La Dr Miranda signale : « Le 23 mars 1964, après presque quatre ans de procès, la Cour suprême de justice des États-Unis s’est prononcée sur l'appel interjeté par la Banque nationale de Cuba, avec un vote favorable de huit contre un. Une fois rappelés les faits et toutes les démarches menées par les parties tout au long de ce lent procès, démarré en août 1960, la sentence a considéré les questions de droit présentées devant les plus hautes juridictions des États-Unis ».
 
« … loin d'examiner la question de la doctrine de l’Acte d’État souverain, elle se penche sur deux questions d’exception : la première, celle de la contestation à laquelle le requérant (la Banque nationale de Cuba) a été soumis, qui en tant qu'agent du gouvernement cubain, ne devrait pas avoir accès aux tribunaux des États-Unis, Cuba étant un pays hostile, (...) citant les exemples de rupture des relations, d'état de guerre, de non-reconnaissance et le principe général de la courtoisie existant entre États en matière judiciaire, la Cour suprême a conclu en affirmant que "l'accès à nos tribunaux fédéraux n'est pas interdit au requérant" ».
 
« La deuxième exception se référait au plaidoyer des requérants selon lequel "Cuba avait exproprié de simples droits contractuels situés à New York et que, par conséquent, la légalité ou non de l'expropriation était régie par les lois de cet État", ce dont ils déduisaient à leur tour que si l'expropriation ne concernait que les sucres, alors le litige était devenu un différend dans lequel le droit public d'un État étranger devait primer, de sorte que les tribunaux nord-américains ne pouvaient se saisir d’un tel dossier, en se fondant sur le principe qu'un tribunal d'un pays n'est pas nécessairement tenu d'entendre et de donner effet aux lois pénales ou fiscales d'autres pays.
 
« En abordant cette autre question exceptionnelle ou incidente, la Cour suprême a conclu que faire valoir les droits acquis par Cuba du fait des nationalisations ne pouvait dépendre non pas de la doctrine invoquée par les requérants, mais plutôt de la doctrine de l'acte souverain de l'État lui-même, qui était précisément la question principale qui serait définitivement réglée dans le jugement lui-même.
 
« Après avoir tranché ces deux questions d'exception, aléatoires par rapport à la question principale, la Cour suprême est entrée pleinement dans l'analyse et la discussion de la doctrine de l'acte souverain de l'État, qui est le nœud gordien de l'ensemble du différend.
 
« La Cour suprême a décidé ce qui suit : Tout État souverain est tenu de respecter l'indépendance de chacun des autres États souverains, et les tribunaux d'un pays ne doivent pas juger les actes de gouvernement d'un autre pays produits sur son propre territoire.
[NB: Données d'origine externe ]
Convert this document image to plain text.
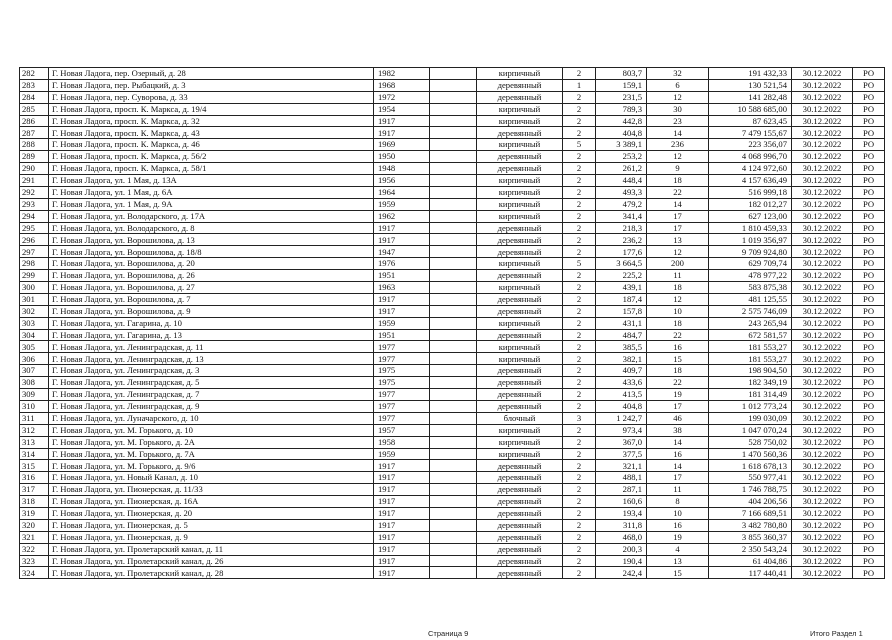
282	Г. Новая Ладога, пер. Озерный, д. 28	1982		кирпичный	2	803,7	32	191 432,33	30.12.2022	РО
283	Г. Новая Ладога, пер. Рыбацкий, д. 3	1968		деревянный	1	159,1	6	130 521,54	30.12.2022	РО
284	Г. Новая Ладога, пер. Суворова, д. 33	1972		деревянный	2	231,5	12	141 282,48	30.12.2022	РО
285	Г. Новая Ладога, просп. К. Маркса, д. 19/4	1954		кирпичный	2	789,3	30	10 588 685,00	30.12.2022	РО
286	Г. Новая Ладога, просп. К. Маркса, д. 32	1917		кирпичный	2	442,8	23	87 623,45	30.12.2022	РО
287	Г. Новая Ладога, просп. К. Маркса, д. 43	1917		деревянный	2	404,8	14	7 479 155,67	30.12.2022	РО
288	Г. Новая Ладога, просп. К. Маркса, д. 46	1969		кирпичный	5	3 389,1	236	223 356,07	30.12.2022	РО
289	Г. Новая Ладога, просп. К. Маркса, д. 56/2	1950		деревянный	2	253,2	12	4 068 996,70	30.12.2022	РО
290	Г. Новая Ладога, просп. К. Маркса, д. 58/1	1948		деревянный	2	261,2	9	4 124 972,60	30.12.2022	РО
291	Г. Новая Ладога, ул. 1 Мая, д. 13А	1956		кирпичный	2	448,4	18	4 157 636,49	30.12.2022	РО
292	Г. Новая Ладога, ул. 1 Мая, д. 6А	1964		кирпичный	2	493,3	22	516 999,18	30.12.2022	РО
293	Г. Новая Ладога, ул. 1 Мая, д. 9А	1959		кирпичный	2	479,2	14	182 012,27	30.12.2022	РО
294	Г. Новая Ладога, ул. Володарского, д. 17А	1962		кирпичный	2	341,4	17	627 123,00	30.12.2022	РО
295	Г. Новая Ладога, ул. Володарского, д. 8	1917		деревянный	2	218,3	17	1 810 459,33	30.12.2022	РО
296	Г. Новая Ладога, ул. Ворошилова, д. 13	1917		деревянный	2	236,2	13	1 019 356,97	30.12.2022	РО
297	Г. Новая Ладога, ул. Ворошилова, д. 18/8	1947		деревянный	2	177,6	12	9 709 924,80	30.12.2022	РО
298	Г. Новая Ладога, ул. Ворошилова, д. 20	1976		кирпичный	5	3 664,5	200	629 709,74	30.12.2022	РО
299	Г. Новая Ладога, ул. Ворошилова, д. 26	1951		деревянный	2	225,2	11	478 977,22	30.12.2022	РО
300	Г. Новая Ладога, ул. Ворошилова, д. 27	1963		кирпичный	2	439,1	18	583 875,38	30.12.2022	РО
301	Г. Новая Ладога, ул. Ворошилова, д. 7	1917		деревянный	2	187,4	12	481 125,55	30.12.2022	РО
302	Г. Новая Ладога, ул. Ворошилова, д. 9	1917		деревянный	2	157,8	10	2 575 746,09	30.12.2022	РО
303	Г. Новая Ладога, ул. Гагарина, д. 10	1959		кирпичный	2	431,1	18	243 265,94	30.12.2022	РО
304	Г. Новая Ладога, ул. Гагарина, д. 13	1951		деревянный	2	484,7	22	672 581,57	30.12.2022	РО
305	Г. Новая Ладога, ул. Ленинградская, д. 11	1977		кирпичный	2	385,5	16	181 553,27	30.12.2022	РО
306	Г. Новая Ладога, ул. Ленинградская, д. 13	1977		кирпичный	2	382,1	15	181 553,27	30.12.2022	РО
307	Г. Новая Ладога, ул. Ленинградская, д. 3	1975		деревянный	2	409,7	18	198 904,50	30.12.2022	РО
308	Г. Новая Ладога, ул. Ленинградская, д. 5	1975		деревянный	2	433,6	22	182 349,19	30.12.2022	РО
309	Г. Новая Ладога, ул. Ленинградская, д. 7	1977		деревянный	2	413,5	19	181 314,49	30.12.2022	РО
310	Г. Новая Ладога, ул. Ленинградская, д. 9	1977		деревянный	2	404,8	17	1 012 773,24	30.12.2022	РО
311	Г. Новая Ладога, ул. Луначарского, д. 10	1977		блочный	3	1 242,7	46	199 030,09	30.12.2022	РО
312	Г. Новая Ладога, ул. М. Горького, д. 10	1957		кирпичный	2	973,4	38	1 047 070,24	30.12.2022	РО
313	Г. Новая Ладога, ул. М. Горького, д. 2А	1958		кирпичный	2	367,0	14	528 750,02	30.12.2022	РО
314	Г. Новая Ладога, ул. М. Горького, д. 7А	1959		кирпичный	2	377,5	16	1 470 560,36	30.12.2022	РО
315	Г. Новая Ладога, ул. М. Горького, д. 9/6	1917		деревянный	2	321,1	14	1 618 678,13	30.12.2022	РО
316	Г. Новая Ладога, ул. Новый Канал, д. 10	1917		деревянный	2	488,1	17	550 977,41	30.12.2022	РО
317	Г. Новая Ладога, ул. Пионерская, д. 11/33	1917		деревянный	2	287,1	11	1 746 788,75	30.12.2022	РО
318	Г. Новая Ладога, ул. Пионерская, д. 16А	1917		деревянный	2	160,6	8	404 206,56	30.12.2022	РО
319	Г. Новая Ладога, ул. Пионерская, д. 20	1917		деревянный	2	193,4	10	7 166 689,51	30.12.2022	РО
320	Г. Новая Ладога, ул. Пионерская, д. 5	1917		деревянный	2	311,8	16	3 482 780,80	30.12.2022	РО
321	Г. Новая Ладога, ул. Пионерская, д. 9	1917		деревянный	2	468,0	19	3 855 360,37	30.12.2022	РО
322	Г. Новая Ладога, ул. Пролетарский канал, д. 11	1917		деревянный	2	200,3	4	2 350 543,24	30.12.2022	РО
323	Г. Новая Ладога, ул. Пролетарский канал, д. 26	1917		деревянный	2	190,4	13	61 404,86	30.12.2022	РО
324	Г. Новая Ладога, ул. Пролетарский канал, д. 28	1917		деревянный	2	242,4	15	117 440,41	30.12.2022	РО
Страница 9	Итого Раздел 1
La réparation des griefs résultant de tels actes doit être obtenue par les voies ouvertes dont disposent les pouvoirs souverains dans leurs relations mutuelles. »
 
Le jugement de la Cour suprême dans l'affaire Sabattino a été publié en mars 1964, et il devenu définitif le 20 avril de la même année. Toutefois, à compter du 2 juillet, la Commission des affaires étrangères du Sénat a introduit dans la Loi d'aide à l’étranger un amendement présenté par le sénateur républicain Bourke B. Hickenlooper, qui a annulé la décision de la Cour suprême dans l'affaire Sabbatino.
 
Sources :
« Les nationalisations, les tribunaux nord-américains et l'Amendement Hickenlooper », Dr Olga Miranda, Revue cubaine de Droit, N° 12, 1997.